KUALA LUMPUR: Thousands of people, mostly clad in white, took to the streets of Kuala Lumpur on Saturday to thank the Malaysian government for not ratifying the International Convention on the Elimination of All Forms of Racial Discrimination (ICERD).
Last month, the former ruling party, United Malays National Organization (UMNO), and its alliance, Malaysia Islamic Party (PAS), put pressure on the newly-minted Pakatan Harapan (PH) government, led by Mahathir Mohamad, to abandon the United Nations treaty.
“It has been a relatively peaceful event and no incidents have been reported,” Oh Ei Sun, principal adviser of the Pacific Research Center, told Arab News, adding that he was in Kuala Lumpur observing the rally, which was attended by mostly ethnic Malays.
He also said that many showed up at the rally out of fear, while “many Malays fear the ICERD ratification will erode their special rights and privileges.”
While Malaysian police estimates about 55,000 attended the rally, other media sources said as many as 100,000 people showed up. Former Prime Minister Najib Razak and UMNO President Zahid Hamidi also showed up for the event.

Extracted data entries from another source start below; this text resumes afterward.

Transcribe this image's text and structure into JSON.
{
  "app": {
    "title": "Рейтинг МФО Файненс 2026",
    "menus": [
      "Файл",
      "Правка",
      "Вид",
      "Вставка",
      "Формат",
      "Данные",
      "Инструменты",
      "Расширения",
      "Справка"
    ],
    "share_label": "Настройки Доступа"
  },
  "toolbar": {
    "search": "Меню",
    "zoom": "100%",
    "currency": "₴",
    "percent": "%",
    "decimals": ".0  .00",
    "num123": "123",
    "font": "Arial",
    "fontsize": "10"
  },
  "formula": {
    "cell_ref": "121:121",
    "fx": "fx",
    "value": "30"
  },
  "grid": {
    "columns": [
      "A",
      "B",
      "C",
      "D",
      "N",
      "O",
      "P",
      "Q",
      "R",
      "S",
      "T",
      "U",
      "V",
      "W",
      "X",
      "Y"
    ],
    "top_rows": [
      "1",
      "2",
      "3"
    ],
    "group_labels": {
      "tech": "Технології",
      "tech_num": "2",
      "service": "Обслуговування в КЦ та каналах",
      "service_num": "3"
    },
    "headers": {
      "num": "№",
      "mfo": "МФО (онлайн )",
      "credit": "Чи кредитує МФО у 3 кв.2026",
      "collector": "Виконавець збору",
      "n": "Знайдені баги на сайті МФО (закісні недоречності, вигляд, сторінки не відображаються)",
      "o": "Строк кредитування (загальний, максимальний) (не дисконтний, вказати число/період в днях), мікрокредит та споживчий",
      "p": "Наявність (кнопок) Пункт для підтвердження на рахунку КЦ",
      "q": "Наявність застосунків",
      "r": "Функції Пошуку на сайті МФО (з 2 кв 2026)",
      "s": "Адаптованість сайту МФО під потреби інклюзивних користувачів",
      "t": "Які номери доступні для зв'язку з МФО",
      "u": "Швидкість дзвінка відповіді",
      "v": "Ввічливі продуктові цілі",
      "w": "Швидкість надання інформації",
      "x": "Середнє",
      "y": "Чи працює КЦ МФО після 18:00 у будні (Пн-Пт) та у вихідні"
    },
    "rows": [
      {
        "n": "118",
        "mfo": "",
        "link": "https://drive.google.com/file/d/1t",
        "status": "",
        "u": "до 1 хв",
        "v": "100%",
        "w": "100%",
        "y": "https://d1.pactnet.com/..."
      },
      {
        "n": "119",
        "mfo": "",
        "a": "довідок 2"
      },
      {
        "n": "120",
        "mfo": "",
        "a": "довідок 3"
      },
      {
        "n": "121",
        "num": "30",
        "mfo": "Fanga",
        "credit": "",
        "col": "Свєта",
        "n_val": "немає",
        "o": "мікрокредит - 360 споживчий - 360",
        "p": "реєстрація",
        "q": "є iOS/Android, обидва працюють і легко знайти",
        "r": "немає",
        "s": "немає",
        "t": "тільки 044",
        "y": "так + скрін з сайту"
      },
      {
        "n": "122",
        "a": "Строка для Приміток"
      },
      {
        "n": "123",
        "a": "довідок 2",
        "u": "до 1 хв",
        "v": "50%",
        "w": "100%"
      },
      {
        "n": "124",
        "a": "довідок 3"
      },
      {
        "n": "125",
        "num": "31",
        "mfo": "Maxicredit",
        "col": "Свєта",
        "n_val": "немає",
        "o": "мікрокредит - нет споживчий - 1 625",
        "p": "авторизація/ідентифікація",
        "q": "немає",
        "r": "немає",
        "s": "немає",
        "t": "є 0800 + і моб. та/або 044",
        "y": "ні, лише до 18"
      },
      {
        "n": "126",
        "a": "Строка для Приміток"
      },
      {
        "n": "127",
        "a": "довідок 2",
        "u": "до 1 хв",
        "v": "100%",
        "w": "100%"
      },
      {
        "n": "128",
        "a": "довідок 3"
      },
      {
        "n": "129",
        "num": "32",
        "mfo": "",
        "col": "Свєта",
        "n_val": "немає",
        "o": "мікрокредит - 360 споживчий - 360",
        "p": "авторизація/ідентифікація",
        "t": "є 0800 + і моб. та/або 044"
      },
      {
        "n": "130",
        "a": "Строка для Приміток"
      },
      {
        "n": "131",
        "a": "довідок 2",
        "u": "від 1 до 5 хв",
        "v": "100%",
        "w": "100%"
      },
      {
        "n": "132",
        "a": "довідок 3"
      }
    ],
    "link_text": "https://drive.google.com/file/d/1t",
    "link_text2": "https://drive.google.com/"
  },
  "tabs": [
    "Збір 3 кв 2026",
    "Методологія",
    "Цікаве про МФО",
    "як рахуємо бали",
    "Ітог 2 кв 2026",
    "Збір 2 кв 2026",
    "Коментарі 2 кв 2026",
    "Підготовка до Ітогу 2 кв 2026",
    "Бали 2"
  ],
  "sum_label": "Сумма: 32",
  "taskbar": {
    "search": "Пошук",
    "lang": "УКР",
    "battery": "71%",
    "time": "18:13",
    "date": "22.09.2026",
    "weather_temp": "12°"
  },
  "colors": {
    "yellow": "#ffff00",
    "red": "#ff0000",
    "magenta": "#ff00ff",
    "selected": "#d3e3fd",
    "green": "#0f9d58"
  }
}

Despite winning the general elections in May, the PH government only secured 25 to 30 percent of the ethnic Malay votes.
The rise of globalization and the cost of living had impacted ethnic Malays who relied heavily on government subsidies and welfare, such as the cash-out scheme, instated by the previous Barisan Nasional (BN) government.
“Few policy decisions taken by the PH government thus far have instilled Malaysians with a sense of hope for the future,” Ahmed Kamal Nava, founder of social media data analytics company Politweet, told Arab News.
Many of the rally observers had even brought their families. The PAS had used volunteers to keep track of security and logistics and demonstrators were seen picking up their own rubbish.
Nava told Arab News that Twitter discussions on the issue were predominantly against the UN treaty.
“The pro-ICERD crowd within Pakatan was doing almost nothing to promote it,” he said. He criticized the PH government for not reaching out and promoting ICERD at the grass roots level.
“I think this is indicative of the demographic segment that the PAS appeals to since clearly, PAS supporters don’t have a strong presence on social media,” he said.
“Malays are going to be talking about ICERD again after this rally and they are going to come across more anti-ICERD propaganda because the government did not do a good job promoting the treaty and addressing the core issues that led to the anti-convention sentiment in the first place.”